Ciertamente, las generaciones más jóvenes no sabían lo que había pasado en este país, no sólo porque los vencedores lo habían oscurecido y tergiversado, sino también porque los que tanto habían sufrido se guardaron la verdad para sí mismos y no quisieron o no pudieron transmitirla a sus descendientes. Era como si la evocación de los recuerdos trajera consigo los horrores de la guerra y que se repetiría afectando a los mismos de antes. Tras la victoria franquista prosiguió la política de exterminio, represión, depuración y “regeneración” de las víctimas, avalada por la chusca teoría de los fervorosos psiquiatras que abogaban por la higienización de la verdadera raza hispánica, bendecida por la iglesia. Era imposible que las propias víctimas fueran corresponsables de aquello, y sus descendientes biológicos o ideológicos no podían ser cómplices de la conspiración del silencio, ni del miedo impuesto por el régimen a través de una represión que nunca cesó. En todo caso, los españoles fueron prudentes, debiendo aprender que era mejor permanecer callados o desinteresados por las cuestiones políticas. El legado de la guerra y el duro disciplinamiento condujeron a una cierta forma de autocensura que aún, después de tanto tiempo, dura. Hasta finales de los años 80 no pudo iniciarse el movimiento, hoy imparable, de la recuperación de la memoria, en contra de la prolongada inercia y de la desmemoria histórica. Es vergonzoso que aún existan más de treinta mil desaparecidos de la guerra civil, y es sumamente penoso que a los jóvenes actuales se les trate de impedir el conocer un pasado que les fue amputado. El dolor persiste, aunque sea negado por los descendientes biológicos o ideológicos de los vencedores en aras de una reconciliación que nunca se ha efectuado. No se puede confundir la reconciliación con el revanchismo. Aquí y desde hace setenta años los revanchistas siempre han sido los mismos: “ellos”.

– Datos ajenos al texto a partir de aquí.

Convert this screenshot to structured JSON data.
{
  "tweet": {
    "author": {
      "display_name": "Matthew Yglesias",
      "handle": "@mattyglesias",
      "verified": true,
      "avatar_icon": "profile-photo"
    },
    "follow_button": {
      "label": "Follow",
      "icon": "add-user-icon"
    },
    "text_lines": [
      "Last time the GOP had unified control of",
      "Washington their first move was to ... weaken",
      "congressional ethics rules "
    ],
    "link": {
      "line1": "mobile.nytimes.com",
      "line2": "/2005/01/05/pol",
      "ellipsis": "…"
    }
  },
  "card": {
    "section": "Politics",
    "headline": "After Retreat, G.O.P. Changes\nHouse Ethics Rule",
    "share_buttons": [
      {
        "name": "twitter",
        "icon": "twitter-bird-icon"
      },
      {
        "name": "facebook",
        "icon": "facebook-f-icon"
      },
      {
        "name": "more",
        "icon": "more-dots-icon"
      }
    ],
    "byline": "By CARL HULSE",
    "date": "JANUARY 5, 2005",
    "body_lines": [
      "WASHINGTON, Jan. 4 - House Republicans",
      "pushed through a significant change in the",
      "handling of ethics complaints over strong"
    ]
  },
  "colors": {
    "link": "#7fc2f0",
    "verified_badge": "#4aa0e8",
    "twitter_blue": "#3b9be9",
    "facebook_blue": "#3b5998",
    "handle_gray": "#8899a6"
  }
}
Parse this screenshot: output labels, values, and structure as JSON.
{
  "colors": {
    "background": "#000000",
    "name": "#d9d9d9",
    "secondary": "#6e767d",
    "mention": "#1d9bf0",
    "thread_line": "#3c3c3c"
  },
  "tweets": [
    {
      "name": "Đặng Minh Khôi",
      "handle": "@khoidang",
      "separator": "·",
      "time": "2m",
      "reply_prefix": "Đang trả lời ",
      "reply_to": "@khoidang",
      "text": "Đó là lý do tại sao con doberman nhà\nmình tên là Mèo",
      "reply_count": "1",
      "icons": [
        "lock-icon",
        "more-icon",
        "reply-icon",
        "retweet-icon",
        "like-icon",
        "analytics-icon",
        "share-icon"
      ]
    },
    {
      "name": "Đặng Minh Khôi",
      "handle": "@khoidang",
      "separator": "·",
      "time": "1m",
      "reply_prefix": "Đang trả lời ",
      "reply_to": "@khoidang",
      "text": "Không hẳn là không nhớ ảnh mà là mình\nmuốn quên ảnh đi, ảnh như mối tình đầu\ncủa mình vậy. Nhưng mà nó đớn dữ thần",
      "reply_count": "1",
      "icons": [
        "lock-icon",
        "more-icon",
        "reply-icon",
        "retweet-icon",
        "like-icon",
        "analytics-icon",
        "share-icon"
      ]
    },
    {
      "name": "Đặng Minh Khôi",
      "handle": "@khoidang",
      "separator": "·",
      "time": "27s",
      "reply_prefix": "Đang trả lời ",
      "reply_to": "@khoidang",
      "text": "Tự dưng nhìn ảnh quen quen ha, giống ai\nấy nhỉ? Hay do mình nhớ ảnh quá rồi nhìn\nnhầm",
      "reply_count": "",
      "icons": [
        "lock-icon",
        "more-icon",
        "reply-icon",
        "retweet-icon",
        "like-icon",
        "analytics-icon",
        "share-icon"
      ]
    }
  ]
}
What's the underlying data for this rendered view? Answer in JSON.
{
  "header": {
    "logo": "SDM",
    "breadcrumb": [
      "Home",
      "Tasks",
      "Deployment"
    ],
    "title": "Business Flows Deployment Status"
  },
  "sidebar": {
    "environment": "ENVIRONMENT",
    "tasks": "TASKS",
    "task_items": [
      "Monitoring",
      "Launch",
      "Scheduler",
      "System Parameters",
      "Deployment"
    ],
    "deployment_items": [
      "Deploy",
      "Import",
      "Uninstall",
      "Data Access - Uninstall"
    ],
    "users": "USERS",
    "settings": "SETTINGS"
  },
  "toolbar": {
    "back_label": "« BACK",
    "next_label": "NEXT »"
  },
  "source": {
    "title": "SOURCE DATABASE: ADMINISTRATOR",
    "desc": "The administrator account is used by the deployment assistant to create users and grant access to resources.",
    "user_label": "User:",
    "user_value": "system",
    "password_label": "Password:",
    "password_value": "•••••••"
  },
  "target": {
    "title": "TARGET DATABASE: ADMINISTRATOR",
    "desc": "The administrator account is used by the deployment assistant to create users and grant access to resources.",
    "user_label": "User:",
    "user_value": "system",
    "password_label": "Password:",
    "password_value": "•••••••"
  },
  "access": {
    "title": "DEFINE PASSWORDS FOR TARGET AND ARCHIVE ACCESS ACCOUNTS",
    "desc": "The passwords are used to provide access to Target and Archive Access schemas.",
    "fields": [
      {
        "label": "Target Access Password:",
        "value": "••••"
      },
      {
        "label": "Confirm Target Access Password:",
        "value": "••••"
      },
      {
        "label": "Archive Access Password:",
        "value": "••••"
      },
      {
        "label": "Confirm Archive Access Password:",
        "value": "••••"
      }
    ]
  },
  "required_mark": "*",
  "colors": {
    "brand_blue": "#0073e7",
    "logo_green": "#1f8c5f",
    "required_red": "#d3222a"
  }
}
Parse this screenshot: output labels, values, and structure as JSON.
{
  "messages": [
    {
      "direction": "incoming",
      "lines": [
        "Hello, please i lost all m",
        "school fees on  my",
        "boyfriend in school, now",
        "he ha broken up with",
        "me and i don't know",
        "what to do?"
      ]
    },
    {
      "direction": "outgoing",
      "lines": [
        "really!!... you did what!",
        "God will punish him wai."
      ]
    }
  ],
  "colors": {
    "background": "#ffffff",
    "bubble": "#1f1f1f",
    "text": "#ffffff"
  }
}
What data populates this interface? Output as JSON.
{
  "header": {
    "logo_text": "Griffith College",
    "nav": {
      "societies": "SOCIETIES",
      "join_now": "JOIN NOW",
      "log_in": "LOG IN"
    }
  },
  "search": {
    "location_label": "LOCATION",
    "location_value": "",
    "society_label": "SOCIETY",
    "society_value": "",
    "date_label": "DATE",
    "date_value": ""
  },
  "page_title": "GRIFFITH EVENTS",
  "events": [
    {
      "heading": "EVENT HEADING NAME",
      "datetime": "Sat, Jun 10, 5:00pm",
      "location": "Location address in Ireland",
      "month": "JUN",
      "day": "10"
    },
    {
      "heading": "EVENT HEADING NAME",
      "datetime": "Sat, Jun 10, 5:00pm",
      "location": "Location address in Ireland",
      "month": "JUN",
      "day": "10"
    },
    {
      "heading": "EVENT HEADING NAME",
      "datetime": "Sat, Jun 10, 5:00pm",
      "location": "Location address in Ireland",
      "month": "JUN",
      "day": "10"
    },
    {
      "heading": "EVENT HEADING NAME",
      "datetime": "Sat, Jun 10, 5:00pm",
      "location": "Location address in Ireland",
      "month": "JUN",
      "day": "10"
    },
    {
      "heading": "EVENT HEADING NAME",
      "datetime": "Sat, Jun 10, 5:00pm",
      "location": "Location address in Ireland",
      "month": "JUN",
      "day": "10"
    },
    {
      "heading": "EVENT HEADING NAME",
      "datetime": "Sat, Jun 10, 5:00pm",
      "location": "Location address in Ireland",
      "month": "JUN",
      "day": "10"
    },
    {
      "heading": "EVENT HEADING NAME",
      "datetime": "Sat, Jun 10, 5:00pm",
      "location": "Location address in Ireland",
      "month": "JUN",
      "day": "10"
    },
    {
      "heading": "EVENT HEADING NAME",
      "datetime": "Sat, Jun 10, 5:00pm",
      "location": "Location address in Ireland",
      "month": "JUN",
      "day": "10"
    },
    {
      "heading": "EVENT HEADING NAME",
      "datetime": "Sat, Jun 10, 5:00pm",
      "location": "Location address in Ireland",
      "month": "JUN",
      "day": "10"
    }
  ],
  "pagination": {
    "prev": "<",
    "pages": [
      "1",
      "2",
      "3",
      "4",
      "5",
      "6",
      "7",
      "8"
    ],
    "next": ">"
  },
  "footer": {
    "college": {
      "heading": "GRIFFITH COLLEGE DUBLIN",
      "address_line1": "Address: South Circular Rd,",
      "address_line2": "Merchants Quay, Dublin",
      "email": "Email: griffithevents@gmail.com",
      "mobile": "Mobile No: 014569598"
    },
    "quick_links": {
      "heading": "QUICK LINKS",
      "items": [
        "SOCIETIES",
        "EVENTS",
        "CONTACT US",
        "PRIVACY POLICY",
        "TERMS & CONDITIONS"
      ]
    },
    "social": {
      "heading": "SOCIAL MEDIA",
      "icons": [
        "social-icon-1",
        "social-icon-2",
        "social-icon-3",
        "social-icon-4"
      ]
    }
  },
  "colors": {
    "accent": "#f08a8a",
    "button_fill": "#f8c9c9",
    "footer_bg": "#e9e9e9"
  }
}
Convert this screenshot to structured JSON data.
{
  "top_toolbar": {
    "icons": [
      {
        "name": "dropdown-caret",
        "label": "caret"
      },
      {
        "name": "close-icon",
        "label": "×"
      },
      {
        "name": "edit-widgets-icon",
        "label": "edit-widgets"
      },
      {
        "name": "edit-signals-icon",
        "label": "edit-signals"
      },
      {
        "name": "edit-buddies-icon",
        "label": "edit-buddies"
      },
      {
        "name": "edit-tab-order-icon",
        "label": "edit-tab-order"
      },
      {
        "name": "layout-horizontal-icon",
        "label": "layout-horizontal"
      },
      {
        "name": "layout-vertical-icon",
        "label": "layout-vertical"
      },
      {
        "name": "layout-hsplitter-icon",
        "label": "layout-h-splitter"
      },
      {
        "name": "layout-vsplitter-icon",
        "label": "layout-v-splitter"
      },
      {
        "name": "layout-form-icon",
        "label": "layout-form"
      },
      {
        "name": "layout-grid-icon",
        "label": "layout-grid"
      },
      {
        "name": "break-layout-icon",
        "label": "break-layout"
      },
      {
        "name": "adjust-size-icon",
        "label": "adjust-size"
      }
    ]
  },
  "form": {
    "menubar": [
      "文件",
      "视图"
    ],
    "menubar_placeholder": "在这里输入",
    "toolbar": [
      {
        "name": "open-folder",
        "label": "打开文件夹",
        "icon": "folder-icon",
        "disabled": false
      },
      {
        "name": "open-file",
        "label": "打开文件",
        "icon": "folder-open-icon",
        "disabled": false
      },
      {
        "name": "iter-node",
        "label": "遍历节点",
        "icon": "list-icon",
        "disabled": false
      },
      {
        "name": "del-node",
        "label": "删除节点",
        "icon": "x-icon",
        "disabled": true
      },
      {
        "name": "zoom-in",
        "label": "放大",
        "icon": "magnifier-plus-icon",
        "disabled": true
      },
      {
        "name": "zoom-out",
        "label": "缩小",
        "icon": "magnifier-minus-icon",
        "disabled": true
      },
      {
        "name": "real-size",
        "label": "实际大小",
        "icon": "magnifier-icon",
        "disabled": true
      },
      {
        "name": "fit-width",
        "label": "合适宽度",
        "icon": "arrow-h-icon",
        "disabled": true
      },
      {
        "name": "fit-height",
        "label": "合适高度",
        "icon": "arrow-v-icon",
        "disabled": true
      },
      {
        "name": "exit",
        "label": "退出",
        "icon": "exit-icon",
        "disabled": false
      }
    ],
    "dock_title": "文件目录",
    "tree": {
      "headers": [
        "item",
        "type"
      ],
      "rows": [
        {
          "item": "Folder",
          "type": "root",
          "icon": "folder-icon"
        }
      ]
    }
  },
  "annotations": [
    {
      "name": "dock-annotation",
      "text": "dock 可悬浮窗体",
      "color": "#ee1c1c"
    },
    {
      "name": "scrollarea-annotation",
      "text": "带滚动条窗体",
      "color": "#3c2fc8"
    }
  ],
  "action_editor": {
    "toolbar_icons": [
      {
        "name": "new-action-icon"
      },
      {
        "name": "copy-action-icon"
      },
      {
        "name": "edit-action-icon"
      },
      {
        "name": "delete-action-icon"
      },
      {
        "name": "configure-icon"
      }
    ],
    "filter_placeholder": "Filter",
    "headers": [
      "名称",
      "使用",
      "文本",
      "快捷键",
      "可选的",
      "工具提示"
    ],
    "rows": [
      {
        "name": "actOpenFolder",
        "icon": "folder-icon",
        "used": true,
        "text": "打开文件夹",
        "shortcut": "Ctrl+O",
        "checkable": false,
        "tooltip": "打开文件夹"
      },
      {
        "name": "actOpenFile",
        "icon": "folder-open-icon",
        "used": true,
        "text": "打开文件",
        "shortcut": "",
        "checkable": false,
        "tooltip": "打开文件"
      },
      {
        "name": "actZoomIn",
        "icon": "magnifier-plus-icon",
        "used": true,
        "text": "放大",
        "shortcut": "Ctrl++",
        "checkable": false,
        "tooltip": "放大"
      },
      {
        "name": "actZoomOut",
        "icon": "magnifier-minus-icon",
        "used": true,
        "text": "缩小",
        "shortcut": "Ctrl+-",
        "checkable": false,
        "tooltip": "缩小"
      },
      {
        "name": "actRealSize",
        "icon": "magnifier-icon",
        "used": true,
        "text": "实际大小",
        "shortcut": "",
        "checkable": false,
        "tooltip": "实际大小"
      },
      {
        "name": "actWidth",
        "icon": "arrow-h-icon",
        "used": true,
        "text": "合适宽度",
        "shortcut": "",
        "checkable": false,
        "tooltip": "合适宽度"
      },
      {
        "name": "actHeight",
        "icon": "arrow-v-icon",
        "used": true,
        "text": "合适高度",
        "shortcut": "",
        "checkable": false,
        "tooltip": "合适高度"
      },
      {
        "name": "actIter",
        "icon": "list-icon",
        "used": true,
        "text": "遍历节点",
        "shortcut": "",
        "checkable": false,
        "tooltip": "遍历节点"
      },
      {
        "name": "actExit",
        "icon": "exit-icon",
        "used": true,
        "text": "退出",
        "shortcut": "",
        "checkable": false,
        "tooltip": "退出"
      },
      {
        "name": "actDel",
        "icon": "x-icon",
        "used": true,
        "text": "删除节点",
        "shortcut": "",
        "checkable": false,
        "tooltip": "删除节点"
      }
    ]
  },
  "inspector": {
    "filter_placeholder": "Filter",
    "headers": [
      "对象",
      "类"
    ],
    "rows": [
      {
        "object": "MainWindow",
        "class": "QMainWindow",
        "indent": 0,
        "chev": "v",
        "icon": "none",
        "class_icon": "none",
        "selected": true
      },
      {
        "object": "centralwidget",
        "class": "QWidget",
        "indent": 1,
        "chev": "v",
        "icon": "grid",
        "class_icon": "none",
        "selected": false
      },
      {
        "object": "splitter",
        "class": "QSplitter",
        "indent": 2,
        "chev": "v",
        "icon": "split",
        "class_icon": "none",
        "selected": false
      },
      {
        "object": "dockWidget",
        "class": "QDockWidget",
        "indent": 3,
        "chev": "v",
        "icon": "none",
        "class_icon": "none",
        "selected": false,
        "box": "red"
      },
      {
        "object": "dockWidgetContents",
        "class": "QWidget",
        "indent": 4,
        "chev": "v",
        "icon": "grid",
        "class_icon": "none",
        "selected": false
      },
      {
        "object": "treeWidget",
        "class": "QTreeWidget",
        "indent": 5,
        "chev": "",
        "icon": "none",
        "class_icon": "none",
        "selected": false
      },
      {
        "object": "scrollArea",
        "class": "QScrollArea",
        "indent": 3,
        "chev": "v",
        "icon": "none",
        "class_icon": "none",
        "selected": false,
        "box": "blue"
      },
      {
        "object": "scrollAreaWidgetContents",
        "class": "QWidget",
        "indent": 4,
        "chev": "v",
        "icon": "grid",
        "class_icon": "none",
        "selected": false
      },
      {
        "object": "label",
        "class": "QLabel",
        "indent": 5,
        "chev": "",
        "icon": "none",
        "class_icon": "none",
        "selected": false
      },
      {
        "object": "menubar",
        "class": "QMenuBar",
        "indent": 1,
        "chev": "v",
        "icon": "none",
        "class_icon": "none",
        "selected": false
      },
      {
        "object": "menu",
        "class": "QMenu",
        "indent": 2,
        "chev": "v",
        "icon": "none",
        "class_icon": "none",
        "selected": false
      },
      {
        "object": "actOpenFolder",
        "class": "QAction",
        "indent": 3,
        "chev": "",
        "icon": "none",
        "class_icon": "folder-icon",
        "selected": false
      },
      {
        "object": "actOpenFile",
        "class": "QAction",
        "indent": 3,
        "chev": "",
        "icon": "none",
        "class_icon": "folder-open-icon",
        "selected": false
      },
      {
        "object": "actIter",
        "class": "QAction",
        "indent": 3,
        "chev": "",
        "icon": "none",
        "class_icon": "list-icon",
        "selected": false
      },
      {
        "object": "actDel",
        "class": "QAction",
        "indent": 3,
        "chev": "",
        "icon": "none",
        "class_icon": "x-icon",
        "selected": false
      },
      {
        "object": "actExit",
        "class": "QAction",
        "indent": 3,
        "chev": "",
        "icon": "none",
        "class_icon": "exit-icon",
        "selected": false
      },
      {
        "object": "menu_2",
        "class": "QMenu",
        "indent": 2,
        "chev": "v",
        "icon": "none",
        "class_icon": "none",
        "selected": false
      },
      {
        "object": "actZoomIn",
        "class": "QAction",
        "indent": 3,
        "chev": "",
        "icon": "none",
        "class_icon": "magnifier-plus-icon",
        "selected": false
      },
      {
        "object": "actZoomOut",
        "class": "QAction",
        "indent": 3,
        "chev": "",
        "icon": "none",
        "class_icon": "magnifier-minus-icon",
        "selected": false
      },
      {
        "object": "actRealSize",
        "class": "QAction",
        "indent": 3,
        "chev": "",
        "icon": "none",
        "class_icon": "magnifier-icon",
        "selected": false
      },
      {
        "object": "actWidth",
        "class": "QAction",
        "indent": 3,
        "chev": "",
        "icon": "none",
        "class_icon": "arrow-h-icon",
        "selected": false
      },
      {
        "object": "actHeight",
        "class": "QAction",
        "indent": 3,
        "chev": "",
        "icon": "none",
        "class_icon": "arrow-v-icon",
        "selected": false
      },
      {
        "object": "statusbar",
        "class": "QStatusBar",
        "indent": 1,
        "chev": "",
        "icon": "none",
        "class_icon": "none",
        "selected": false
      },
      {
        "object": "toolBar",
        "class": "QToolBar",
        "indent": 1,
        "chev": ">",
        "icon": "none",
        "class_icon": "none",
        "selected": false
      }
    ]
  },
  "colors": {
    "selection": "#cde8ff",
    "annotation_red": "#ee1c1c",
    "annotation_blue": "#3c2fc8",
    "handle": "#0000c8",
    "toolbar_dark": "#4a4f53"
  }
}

Enrique González Duro (La Guardia, Jaén, 1939), profesor universitario y psiquiatra. Con más de treinta años de labor profesional a sus espaldas, ha sido uno de los grandes renovadores de la psiquiatría en España. Colaborador habitual en diversos medios de comunicación es autor de numerosas obras. Actualmente trabaja en el hospital Gregorio Marañón de Madrid. Es autor entre otros títulos de Psiquiatría y Sociedad Autoritaria, «Consumo de Drogas en España», «Distancia a la locura», «Treinta años de psiquiatría en España». «Memoria de un manicomio, La paranoia». «Franco una biografía psicológica», «Historia de la locura en España», «Biografía interior de Juan Ramón Jiménez», «El miedo en la posguerra» y «La sombra del General».